Hey there! Congrats on crushing our first screening! 🎉 You're off to a fantastic start!
Welcome to the next level of your journey to join the xtream AI squad. Here's your next mission.
You will face 4 challenges. Don't stress about doing them all. Just dive into the ones that spark your interest or that you feel confident about. Let your talents shine bright! ✨
This assignment is designed to test your skills in engineering and software development. You will not need to design or develop models. Someone has already done that for you.
You've got 7 days to show us your magic, starting now. No rush—work at your own pace. If you need more time, just let us know. We're here to help you succeed. 🤝
Think of this as a real-world project. Fork this repo and treat it like you're working on something big! When the deadline hits, we'll be excited to check out your work. No need to tell us you're done – we'll know. 😎
Remember: At the end of this doc, there's a "How to run" section left blank just for you. Please fill it in with instructions on how to run your code.
We'll be looking at a bunch of things to see how awesome your work is, like:
- Your approach and method
- How you use your tools (like git and Python packages)

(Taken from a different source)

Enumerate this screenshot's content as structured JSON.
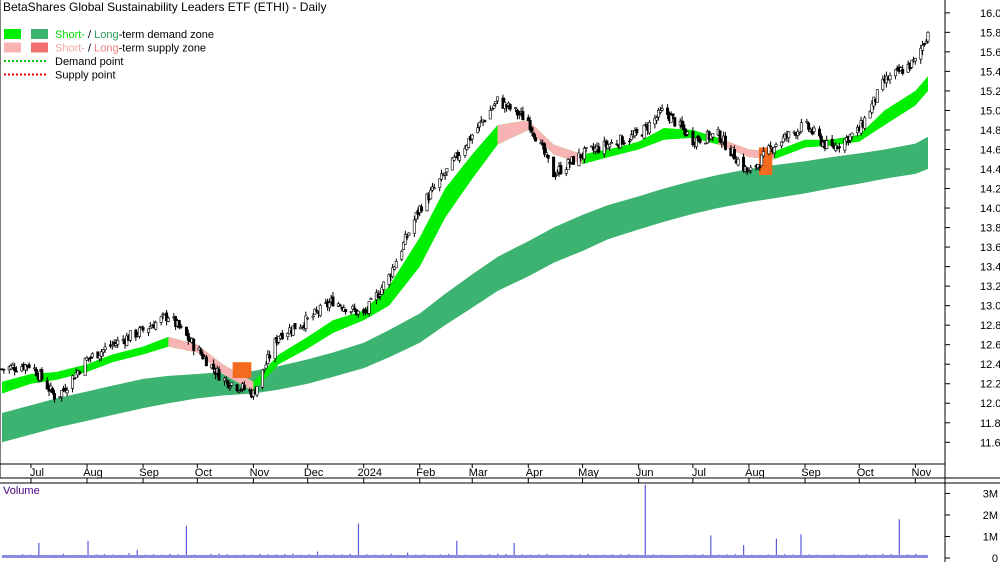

- The neatness of your code
- The readability and maintainability of your code
- The clarity of your documentation
🚨 Heads Up: You might think the tasks are a bit open-ended or the instructions aren't super detailed. That’s intentional! We want to see how you creatively make the most out of the problem and craft your own effective solutions.
Marta, a data scientist at xtream, has been working on a project for a client. She's been doing a great job, but she's got a lot on her plate. So, she's asked you to help her out with this project.
Marta has given you a notebook with the work she's done so far and a dataset to work with. You can find both in this repository. You can also find a copy of the notebook on Google Colab here.
The model is good enough; now it's time to build the supporting infrastructure.
Develop an automated pipeline that trains your model with fresh data, keeping it as sharp as the diamonds it processes. Pick the best linear model: do not worry about the xgboost model or hyperparameter tuning. Maintain a history of all the models you train and save the performance metrics of each one.
Level up! Now you need to support both models that Marta has developed: the linear regression and the XGBoost with hyperparameter optimization. Be careful. In the near future, you may want to include more models, so make sure your pipeline is flexible enough to handle that.
Build a REST API to integrate your model into a web app, making it a breeze for the team to use. Keep it developer-friendly – not everyone speaks 'data scientist'! Your API should support two use cases:
- Predict the value of a diamond.
- Given the features of a diamond, return n samples from the training dataset with the same cut, color, and clarity, and the most similar weight.
Observability is key. Save every request and response made to the APIs to a proper database.
Please fill this section as part of the assignment.